"Building hundreds of millions of dollars of luxury housing on a landfill in a rising bay is insanity," said Dr. Helena Marks, a coastal geologist. "Treasure Island is going to be slammed by storm surges before the mortgage is paid off." San Francisco is earthquake country. Treasure Island is entirely built on "hydraulic fill"—loose, sandy dredge that turns to liquid jelly during a major quake.
For potential buyers, the gamble is immense. Will this be a brilliant investment in a rising waterfront, or a financial tomb when the sea rises?

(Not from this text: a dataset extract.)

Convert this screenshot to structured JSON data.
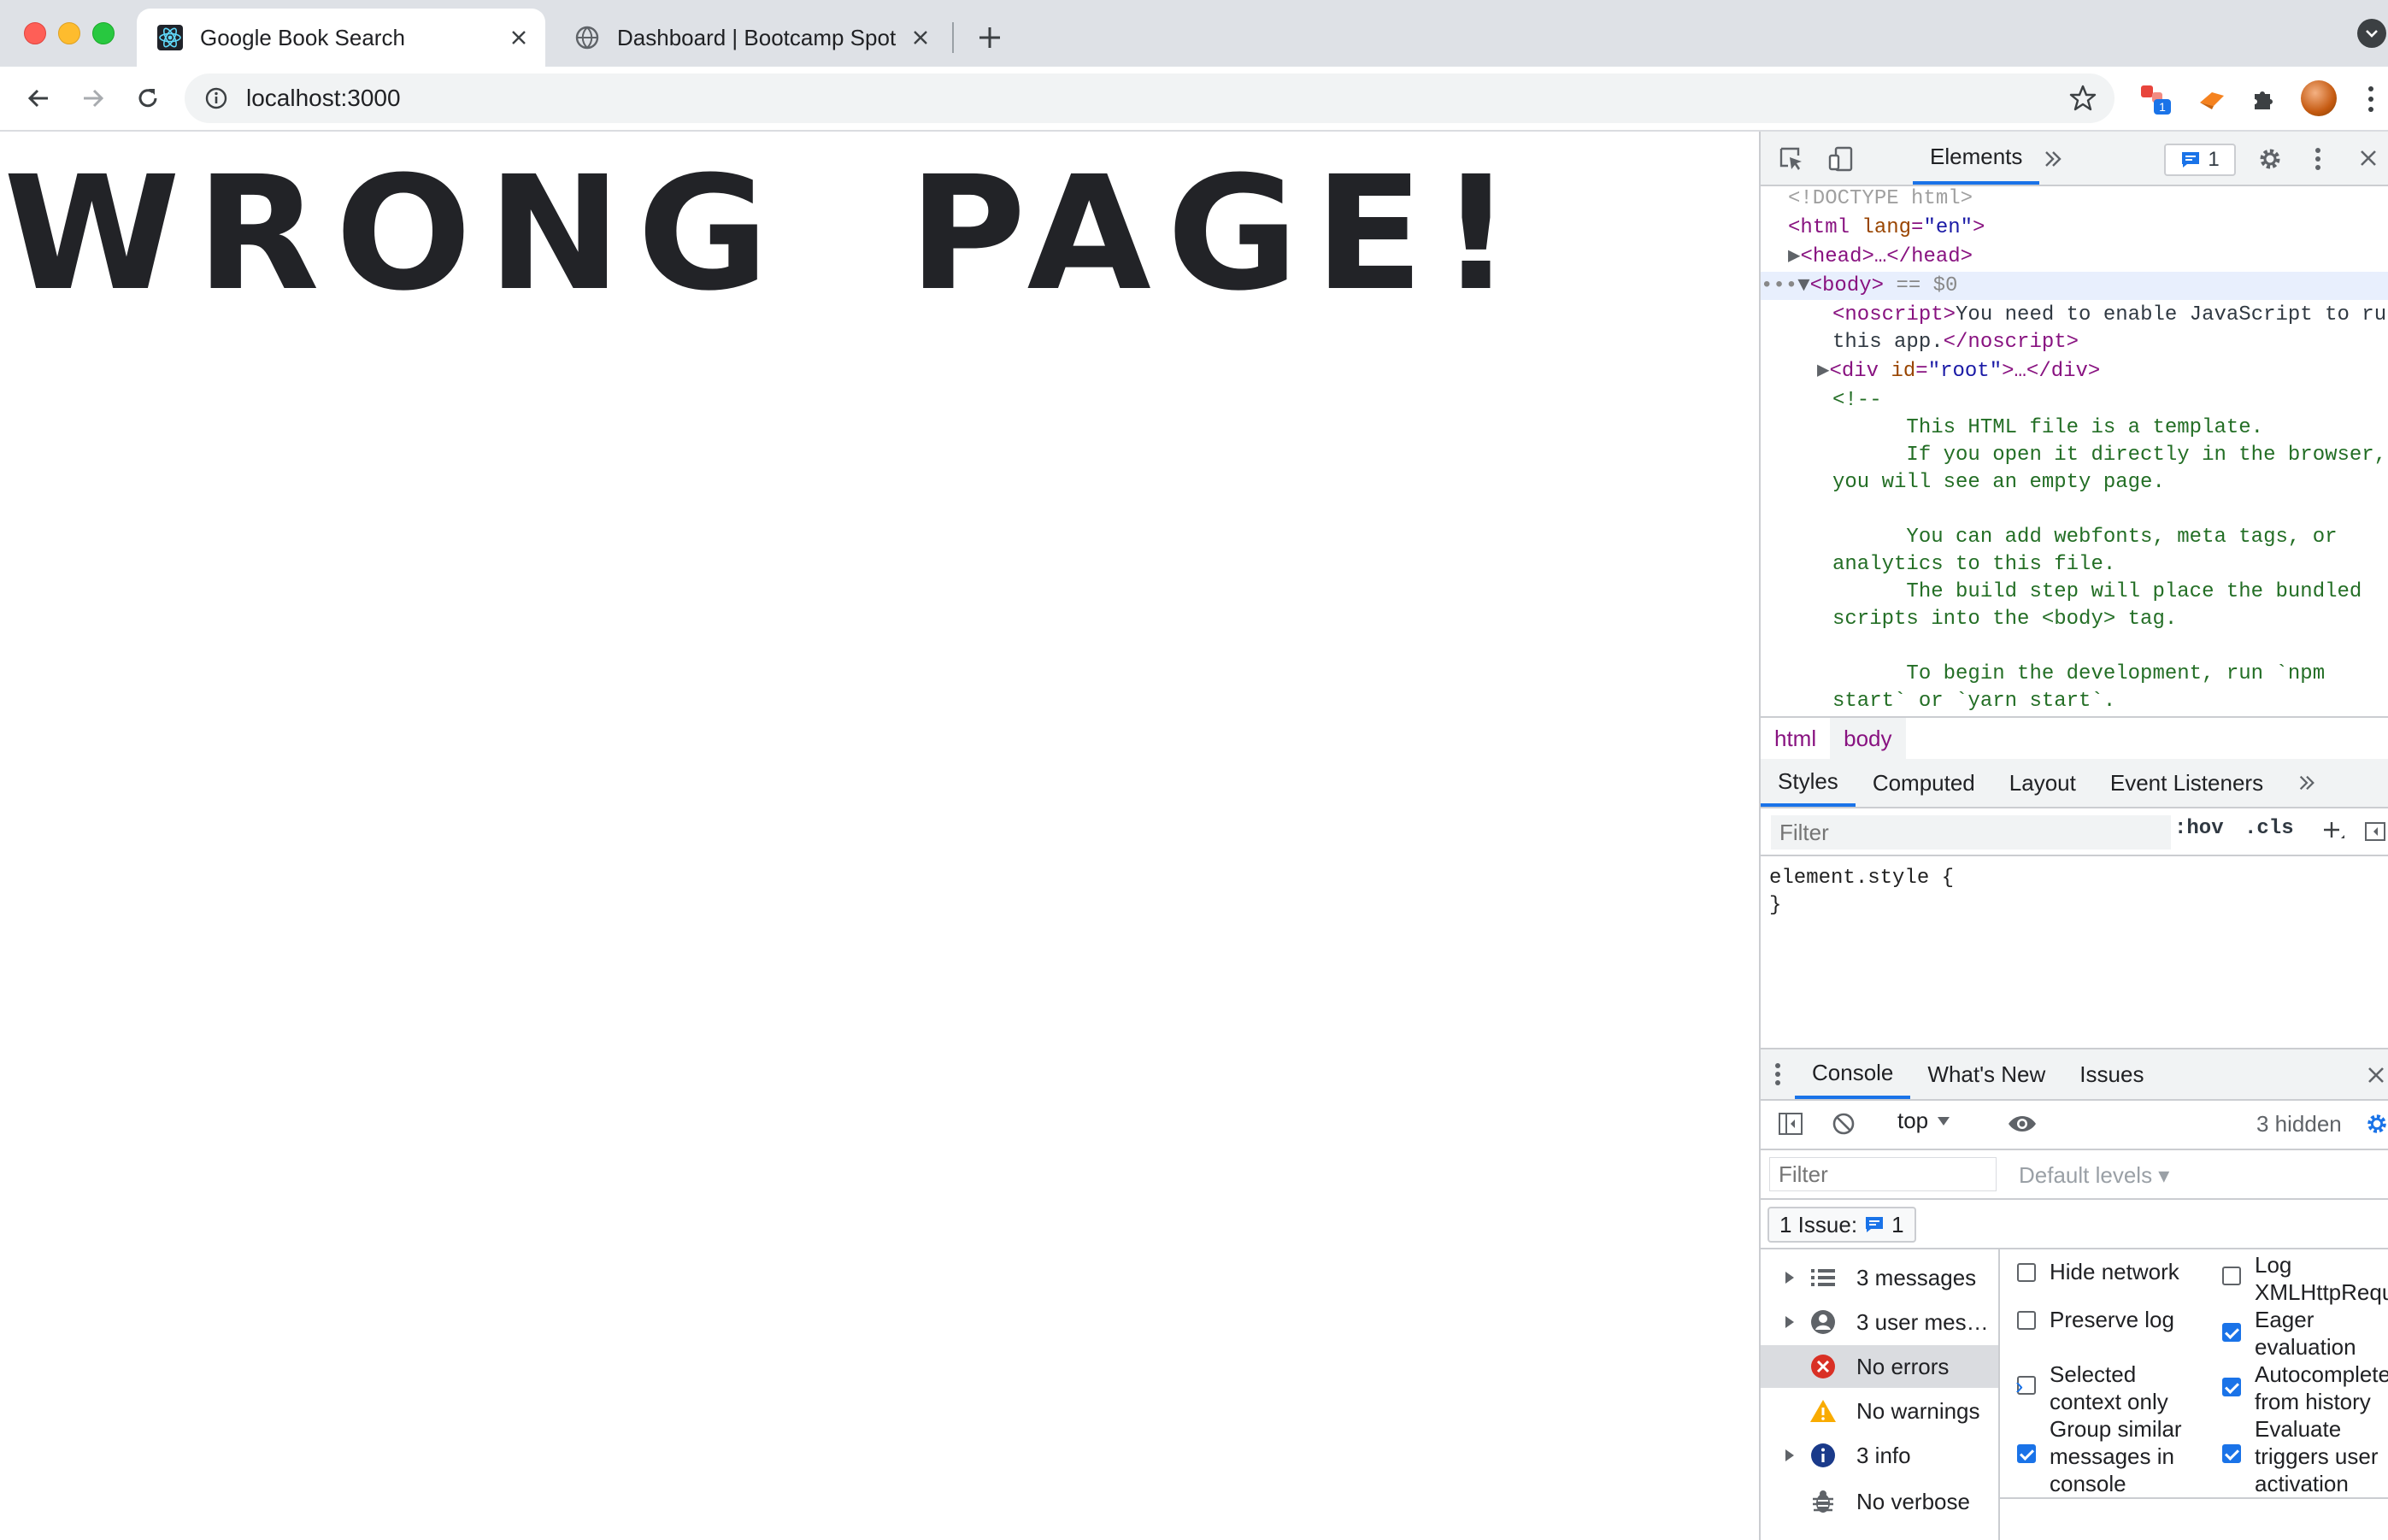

Today, the redevelopment of Treasure Island is the most ambitious and controversial urban project in California. And the critics have not held back. The phrase "slammed treasure island" appears in news reports for three distinct reasons: environmental risk, seismic danger, and social equity. 1. The Climate Hammer: Rising Seas Treasure Island sits just 13 feet above sea level at its highest point. With climate models predicting the bay will rise by as much as 7 feet by 2100, engineers are in a race against the tide. slammed treasure island
"You are erasing a community and replacing it with a playground for the rich," activist Maria Santos shouted at a 2023 planning commission meeting. "Don't try to pretend this is public good." In the face of being slammed, the development team (led by One Treasure Island, a partnership of Stockbridge and Wilson Meany) fights back. They argue that Treasure Island will be the "greenest neighborhood in the world."
Protestors have repeatedly slammed Treasure Island’s leadership at public hearings. They argue the island is becoming a "gated fortress for tech millionaires" while the homeless crisis rages two miles away in downtown San Francisco. "Building hundreds of millions of dollars of luxury
Here is the definitive look at why everyone is suddenly talking about the island that was built for a World’s Fair. To understand why Treasure Island is being slammed today, you have to understand its fragile origins. Built in 1936-1937 using 287,000 cubic yards of bay dredge and quarry rock, the island was created to host the Golden Gate International Exposition of 1939.
Yet, the state’s seismic safety commission recently slammed Treasure Island’s risk assessment as "optimistic." Building massive residential towers (including a 20-story condominium) on this terrain has engineers wincing. One consultant called it "building Versailles on a slinky." Perhaps the loudest noise comes from housing advocates. For years, Treasure Island was a home to 2,000 lower-income residents in aging Navy barracks. To build the new "eco-district," the city forced most of these residents out. Today, the redevelopment of Treasure Island is the
One thing is certain. As the bay waters climb and the next earthquake rumbles beneath the Pacific Plate, the world will be watching. Whether it sinks or swims, —by the tide, by the earth, and by the court of public opinion.